There are messages—and you hear them sometimes within Buddhism—that say, for example, that whenever you do something kind for someone else, you should appreciate that you're really reaping those benefits yourself; if you put out something good, this good karma comes back. So you can do that nice thing, understanding that there's a payment in kind by the universe. That’s not what I’m talking about here. I don't know if it’s true or untrue, honestly. But when we talk like that, we're talking about people over there and me over here. We're saying these two things are separate. That's not what I'm trying to say. What I want to say is that if we take up this path as Buddhism, if we take up this path from a place of vow, if we take up this path from the understanding that you and I are not separate, that we and they are not separate—truly not separate—then we can start to look at our own behavior and the choices we make, not in terms of me serving me or me serving them, but me moving and living and breathing and eating as everyone, as all beings, so that when I choose what I eat, I'm asking myself, what do I want to feed all beings? 

What do I want to digest? To metabolize? As all beings, with all beings, for all beings? What do all beings need? I guarantee you, when you ask this question, it will change some of what you choose. From time to time, you might still get that ice cream cone. Maybe you’ll even say to yourself: this is for all beings; all beings need an ice cream cone today. That's okay, but it kind of misses the mark. There's a danger when we sit in meditation of imagining, I'm sitting for all beings, as if I'm giving this gift. But just an inch away from that is another way to sit in which we sit as all beings, we sit with all beings, and we notice this posture as that expression. As an expression of everything.
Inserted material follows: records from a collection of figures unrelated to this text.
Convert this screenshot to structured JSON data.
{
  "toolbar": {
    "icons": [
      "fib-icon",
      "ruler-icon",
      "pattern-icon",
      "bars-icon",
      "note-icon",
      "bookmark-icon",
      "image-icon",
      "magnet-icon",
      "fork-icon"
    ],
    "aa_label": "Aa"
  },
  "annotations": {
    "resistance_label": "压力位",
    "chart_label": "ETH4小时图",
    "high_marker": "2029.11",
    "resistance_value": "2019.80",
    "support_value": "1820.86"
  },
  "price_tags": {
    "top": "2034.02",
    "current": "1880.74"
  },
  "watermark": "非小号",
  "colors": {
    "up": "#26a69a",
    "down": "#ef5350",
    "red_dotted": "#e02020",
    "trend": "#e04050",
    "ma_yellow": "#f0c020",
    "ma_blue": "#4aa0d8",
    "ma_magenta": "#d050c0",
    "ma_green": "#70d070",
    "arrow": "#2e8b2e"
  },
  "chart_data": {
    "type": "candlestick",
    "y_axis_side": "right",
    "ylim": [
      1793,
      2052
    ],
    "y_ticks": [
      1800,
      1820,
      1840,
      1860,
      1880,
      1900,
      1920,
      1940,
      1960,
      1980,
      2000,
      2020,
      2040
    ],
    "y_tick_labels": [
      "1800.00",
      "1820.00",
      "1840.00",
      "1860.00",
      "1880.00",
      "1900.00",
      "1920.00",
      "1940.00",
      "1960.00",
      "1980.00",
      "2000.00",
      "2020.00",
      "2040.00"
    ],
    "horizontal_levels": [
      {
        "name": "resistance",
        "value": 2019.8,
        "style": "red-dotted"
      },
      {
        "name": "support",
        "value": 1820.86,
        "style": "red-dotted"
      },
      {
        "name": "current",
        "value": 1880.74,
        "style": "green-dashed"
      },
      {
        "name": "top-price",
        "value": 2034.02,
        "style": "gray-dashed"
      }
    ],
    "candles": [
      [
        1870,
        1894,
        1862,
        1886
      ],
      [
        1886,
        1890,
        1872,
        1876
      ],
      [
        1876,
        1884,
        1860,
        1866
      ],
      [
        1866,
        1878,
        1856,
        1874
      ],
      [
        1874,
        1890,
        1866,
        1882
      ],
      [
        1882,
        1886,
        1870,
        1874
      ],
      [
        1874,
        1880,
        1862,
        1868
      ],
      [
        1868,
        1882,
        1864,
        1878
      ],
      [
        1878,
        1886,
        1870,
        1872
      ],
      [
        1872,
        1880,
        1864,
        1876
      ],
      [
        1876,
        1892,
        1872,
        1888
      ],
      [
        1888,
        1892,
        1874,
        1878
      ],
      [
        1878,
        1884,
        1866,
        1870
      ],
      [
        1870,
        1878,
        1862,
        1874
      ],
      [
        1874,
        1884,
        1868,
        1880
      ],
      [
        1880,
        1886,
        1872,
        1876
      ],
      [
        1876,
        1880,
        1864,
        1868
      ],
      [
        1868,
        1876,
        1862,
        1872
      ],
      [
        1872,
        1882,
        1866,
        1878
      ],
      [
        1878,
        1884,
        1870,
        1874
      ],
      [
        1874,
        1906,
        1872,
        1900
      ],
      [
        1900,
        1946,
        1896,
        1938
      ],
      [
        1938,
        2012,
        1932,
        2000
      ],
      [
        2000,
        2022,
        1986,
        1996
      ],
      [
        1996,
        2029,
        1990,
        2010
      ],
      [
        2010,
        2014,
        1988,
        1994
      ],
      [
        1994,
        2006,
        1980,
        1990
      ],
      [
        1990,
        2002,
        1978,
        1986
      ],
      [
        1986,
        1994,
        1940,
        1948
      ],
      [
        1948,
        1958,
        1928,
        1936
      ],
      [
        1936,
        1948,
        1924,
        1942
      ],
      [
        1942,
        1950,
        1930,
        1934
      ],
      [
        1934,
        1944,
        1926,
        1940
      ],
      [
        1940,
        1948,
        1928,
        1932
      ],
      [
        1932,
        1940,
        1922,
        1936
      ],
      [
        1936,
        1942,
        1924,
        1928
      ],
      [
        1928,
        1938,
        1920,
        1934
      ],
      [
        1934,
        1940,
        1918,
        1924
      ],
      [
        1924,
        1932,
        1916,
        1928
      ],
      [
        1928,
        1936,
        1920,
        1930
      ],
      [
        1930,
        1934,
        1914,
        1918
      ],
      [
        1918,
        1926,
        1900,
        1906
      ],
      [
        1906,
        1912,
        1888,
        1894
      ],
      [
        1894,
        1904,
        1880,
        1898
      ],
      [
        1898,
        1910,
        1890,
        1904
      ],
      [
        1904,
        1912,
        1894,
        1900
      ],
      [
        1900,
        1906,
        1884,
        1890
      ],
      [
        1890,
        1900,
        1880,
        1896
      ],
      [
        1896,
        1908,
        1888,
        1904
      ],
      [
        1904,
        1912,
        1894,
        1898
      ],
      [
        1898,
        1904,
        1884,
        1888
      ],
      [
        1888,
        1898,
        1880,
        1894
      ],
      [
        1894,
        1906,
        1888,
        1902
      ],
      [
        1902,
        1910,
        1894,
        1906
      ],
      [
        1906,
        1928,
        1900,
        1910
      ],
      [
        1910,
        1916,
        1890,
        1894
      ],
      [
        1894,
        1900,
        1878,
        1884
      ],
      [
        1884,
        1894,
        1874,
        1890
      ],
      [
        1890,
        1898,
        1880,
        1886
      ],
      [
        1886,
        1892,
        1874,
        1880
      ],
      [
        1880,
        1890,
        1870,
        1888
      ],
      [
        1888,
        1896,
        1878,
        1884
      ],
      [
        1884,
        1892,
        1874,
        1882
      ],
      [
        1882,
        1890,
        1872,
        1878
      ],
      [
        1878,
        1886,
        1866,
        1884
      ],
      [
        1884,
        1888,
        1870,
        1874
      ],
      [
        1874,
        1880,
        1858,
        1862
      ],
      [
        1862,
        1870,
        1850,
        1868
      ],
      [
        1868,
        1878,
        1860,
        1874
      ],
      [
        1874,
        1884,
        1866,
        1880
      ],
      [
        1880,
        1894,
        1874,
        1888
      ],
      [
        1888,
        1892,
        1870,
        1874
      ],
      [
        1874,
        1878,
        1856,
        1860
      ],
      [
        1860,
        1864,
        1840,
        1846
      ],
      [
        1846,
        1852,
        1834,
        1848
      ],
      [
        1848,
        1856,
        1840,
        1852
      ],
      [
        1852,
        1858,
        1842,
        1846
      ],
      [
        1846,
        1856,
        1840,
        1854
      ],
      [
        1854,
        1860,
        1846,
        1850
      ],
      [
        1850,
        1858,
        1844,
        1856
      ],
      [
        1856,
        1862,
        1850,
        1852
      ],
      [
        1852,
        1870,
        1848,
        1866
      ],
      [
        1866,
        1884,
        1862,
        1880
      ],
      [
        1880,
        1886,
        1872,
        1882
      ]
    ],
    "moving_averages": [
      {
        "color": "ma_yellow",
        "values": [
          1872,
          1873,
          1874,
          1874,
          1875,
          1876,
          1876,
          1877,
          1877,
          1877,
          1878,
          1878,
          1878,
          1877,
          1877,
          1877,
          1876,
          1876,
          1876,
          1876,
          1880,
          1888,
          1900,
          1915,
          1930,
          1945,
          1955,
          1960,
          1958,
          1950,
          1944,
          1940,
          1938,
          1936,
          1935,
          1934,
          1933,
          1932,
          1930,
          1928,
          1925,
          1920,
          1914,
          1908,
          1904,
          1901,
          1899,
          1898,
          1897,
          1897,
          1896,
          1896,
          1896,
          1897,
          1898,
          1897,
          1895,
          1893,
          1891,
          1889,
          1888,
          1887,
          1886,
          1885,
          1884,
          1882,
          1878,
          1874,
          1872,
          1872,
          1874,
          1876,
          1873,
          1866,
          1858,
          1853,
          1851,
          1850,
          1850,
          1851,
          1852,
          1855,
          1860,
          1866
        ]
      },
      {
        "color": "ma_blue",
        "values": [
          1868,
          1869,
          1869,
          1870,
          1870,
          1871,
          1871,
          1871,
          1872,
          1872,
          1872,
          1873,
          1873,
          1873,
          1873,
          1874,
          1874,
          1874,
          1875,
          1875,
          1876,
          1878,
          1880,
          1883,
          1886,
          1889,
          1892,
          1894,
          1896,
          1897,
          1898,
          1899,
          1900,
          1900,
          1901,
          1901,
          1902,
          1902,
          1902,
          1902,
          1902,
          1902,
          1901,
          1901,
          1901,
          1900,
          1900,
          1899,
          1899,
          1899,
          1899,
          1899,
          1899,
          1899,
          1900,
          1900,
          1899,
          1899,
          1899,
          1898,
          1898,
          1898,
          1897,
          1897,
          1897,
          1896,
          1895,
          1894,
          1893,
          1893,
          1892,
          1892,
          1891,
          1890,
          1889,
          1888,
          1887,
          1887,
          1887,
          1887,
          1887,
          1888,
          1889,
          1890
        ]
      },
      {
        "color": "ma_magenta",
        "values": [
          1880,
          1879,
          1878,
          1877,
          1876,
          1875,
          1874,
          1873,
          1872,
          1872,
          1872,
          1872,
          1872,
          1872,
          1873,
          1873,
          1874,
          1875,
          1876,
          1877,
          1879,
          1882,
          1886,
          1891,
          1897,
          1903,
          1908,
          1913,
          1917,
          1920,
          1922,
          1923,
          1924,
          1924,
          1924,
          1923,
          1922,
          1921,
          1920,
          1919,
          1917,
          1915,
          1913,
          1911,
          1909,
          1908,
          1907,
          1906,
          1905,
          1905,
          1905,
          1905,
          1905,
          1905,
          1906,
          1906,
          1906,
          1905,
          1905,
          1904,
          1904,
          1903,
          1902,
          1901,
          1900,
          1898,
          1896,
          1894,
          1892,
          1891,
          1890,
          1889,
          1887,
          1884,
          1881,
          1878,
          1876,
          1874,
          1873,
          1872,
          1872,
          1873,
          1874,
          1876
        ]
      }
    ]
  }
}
What expression do I want that to be? When you ask yourself that question, you sit a little bit differently. When you inhale as all beings, when you exhale as all beings, it's different. When, in that critical conversation, you have to say just the right thing—you still don’t say just the right thing (we never do), but if you imagine that you are the voice of all and that everyone is listening, then you measure your words differently. When you take up this practice in this way, not as something to give, not something to protect yourself from, but with the clear idea that this “I” is an expression of much more than this, of much more than me, it cuts through the idea of self-care, because now everything I do is what I would do if I really care deeply. If I’m taking care

You can take out the self and yet still be so kind to you—not because you're taking that day off for some me time, not because you're choosing to create a wall that makes you safe, but because you're not, because you're dropping that project of “me” altogether. Like I said, this is a simple idea, but it's one I come back to over and over and over again. For decades now, in the supermarket, with my kids, in the kitchen, I've chewed on this question, forgetting and remembering (and then forgetting again) this simple idea of what it is to make my life an offering. Not in some grand way, not in some saintly way, but with this bite and with this breath, with this step. So I offer this to you, this experiment. Try it. Try it right now. In this moment, if I am doing this with all beings, as all beings, for all beings, then what do I do differently? Do that.

 

Koun Franz is a Montana-born Soto Zen priest who trained, taught, and translated in traditional monasteries in Japan. He is the guiding teacher of Thousand Harbours Zen in Halifax, Nova Scotia (his talks can be found on their podcast), a psychotherapist, and former editor of Buddhadharma: The Practitioner’s Guide.